Kuaishou Keling AI Receives 2.028 Billion Dollar Investment From Initial Backers
- Ethan Carter
- 6 days ago
- 3 min read
Kuaishou announced that 21 initial investors will put 2.028 billion dollars into Beijing Keling. The unit holds Keling AI assets. The move sets the post-money valuation at 18 billion dollars. HKEX announcement
The filing also shows 15 more investors adding up to 766 million dollars. The total raise cap reaches 3 billion dollars. That amount equals 16.67 percent of the enlarged registered capital.
Kuaishou expects Keling AI to start a Hong Kong listing process inside the next 12 months. Proceeds will go toward more compute power, new data centers, and hiring.
The investment arrives at a time when Chinese AI startups seek fresh capital for scaling. Kuaishou already operates a short-video platform with strong domestic reach. Its AI unit now gains independent funding without an immediate public-market test. For instance, Kuaishou app users may soon see quicker generation of short clips that combine text prompts with video output - features currently bottlenecked by limited on-device compute.
This structure reduces direct balance-sheet pressure on the parent company. It also creates a clearer path for Keling AI to attract global talent and hardware partners.
Kuaishou faces pressure from rivals such as ByteDance and Baidu that run their own large AI programs. The separate vehicle lets Kuaishou test whether investors value its video-plus-AI combination at the stated valuation. Reuters
The filing lists a clear use of funds. Capital will expand graphics-processing capacity to multi-thousand GPU clusters - primarily NVIDIA-class accelerators (high-end chips specialized for complex AI training tasks) - for training large-scale multimodal models (AI systems that process and generate combinations of text, image, and video) and video-generation models, and build dedicated data centers to support Keling AI’s inference and data-processing operations.
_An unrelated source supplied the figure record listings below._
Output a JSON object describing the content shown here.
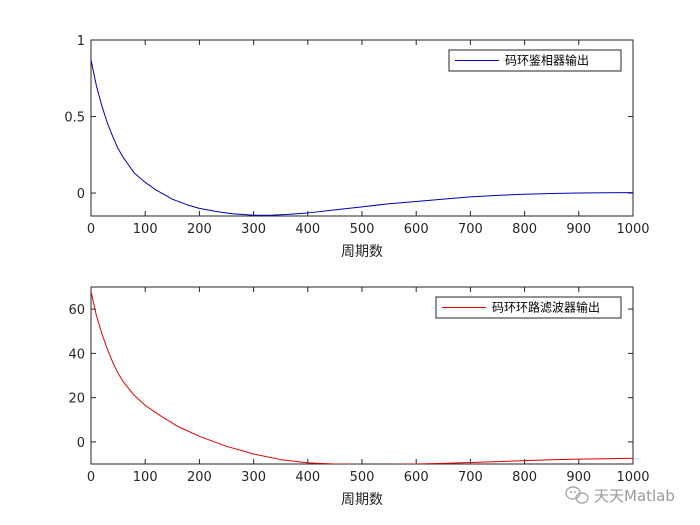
{
  "chart_data": [
    {
      "type": "line",
      "xlabel": "周期数",
      "ylabel": "",
      "title": "",
      "xlim": [
        0,
        1000
      ],
      "ylim": [
        -0.15,
        1
      ],
      "xticks": [
        0,
        100,
        200,
        300,
        400,
        500,
        600,
        700,
        800,
        900,
        1000
      ],
      "yticks": [
        0,
        0.5,
        1
      ],
      "ytick_labels": [
        "0",
        "0.5",
        "1"
      ],
      "legend_position": "top-right",
      "grid": false,
      "series": [
        {
          "name": "码环鉴相器输出",
          "color": "#0000b0",
          "x": [
            0,
            10,
            20,
            30,
            40,
            50,
            60,
            70,
            80,
            100,
            120,
            150,
            180,
            200,
            230,
            260,
            300,
            330,
            360,
            400,
            450,
            500,
            550,
            600,
            650,
            700,
            750,
            800,
            850,
            900,
            950,
            1000
          ],
          "y": [
            0.87,
            0.7,
            0.57,
            0.46,
            0.37,
            0.29,
            0.23,
            0.18,
            0.13,
            0.07,
            0.02,
            -0.04,
            -0.08,
            -0.1,
            -0.12,
            -0.135,
            -0.145,
            -0.145,
            -0.14,
            -0.13,
            -0.11,
            -0.09,
            -0.07,
            -0.055,
            -0.04,
            -0.025,
            -0.015,
            -0.008,
            -0.003,
            0.0,
            0.002,
            0.003
          ]
        }
      ]
    },
    {
      "type": "line",
      "xlabel": "周期数",
      "ylabel": "",
      "title": "",
      "xlim": [
        0,
        1000
      ],
      "ylim": [
        -10,
        70
      ],
      "xticks": [
        0,
        100,
        200,
        300,
        400,
        500,
        600,
        700,
        800,
        900,
        1000
      ],
      "yticks": [
        0,
        20,
        40,
        60
      ],
      "ytick_labels": [
        "0",
        "20",
        "40",
        "60"
      ],
      "legend_position": "top-right",
      "grid": false,
      "series": [
        {
          "name": "码环环路滤波器输出",
          "color": "#e00000",
          "x": [
            0,
            10,
            20,
            30,
            40,
            50,
            60,
            80,
            100,
            130,
            160,
            200,
            250,
            300,
            350,
            400,
            450,
            500,
            550,
            600,
            650,
            700,
            750,
            800,
            850,
            900,
            950,
            1000
          ],
          "y": [
            68,
            57,
            49,
            42,
            36,
            31,
            27,
            21,
            16.5,
            11.5,
            7,
            2.5,
            -2,
            -5.5,
            -8,
            -9.5,
            -10,
            -10.2,
            -10.2,
            -10,
            -9.7,
            -9.3,
            -8.9,
            -8.5,
            -8.1,
            -7.8,
            -7.6,
            -7.4
          ]
        }
      ]
    }
  ],
  "watermark": {
    "text": "天天Matlab",
    "icon": "wechat-icon"
  }
}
Keling AI is developing multimodal models that fuse text, image and video inputs, plus specialized video-generation architectures for applications such as educational content automation and e-commerce product visualization beyond Kuaishou’s own platform. It will also pay for engineers and researchers in model training and safety. Bloomberg
Kuaishou stated that the listing timeline depends on market conditions and regulatory approval. No specific quarter was named.
Market observers note that the 18 billion dollar valuation exceeds many Western AI startups at similar revenue stages. The number reflects optimism about Keling AI user growth inside Kuaishou apps. Financial Times Canalys analyst Jia Mo observed that “Chinese video-native AI labs are now valued on their ability to ship production-grade video models ahead of Western peers.”
Skeptics point out that the company has not yet published detailed revenue or margin figures for the AI segment. Valuation rests partly on forecasts rather than current profits.
The 16.67 percent stake sold in the latest round sets a transparent ownership baseline. Future rounds or an IPO will have to justify or adjust that price.
Kuaishou plans to keep strategic control while bringing in outside money. The structure allows the parent to retain the majority while still signaling independence to new shareholders.
Investors receive exposure to Keling AI without owning the entire short-video business. This separation may help if the unit lists on its own timetable.
Three signals will show whether the plan holds. First, any update on data-center construction contracts in the next quarter. Second, the speed of new model releases from Keling AI. Third, regulatory comments on the Hong Kong listing path.
Each of these items will confirm or weaken the current valuation story. Readers can track filings on the Hong Kong exchange for the next concrete moves.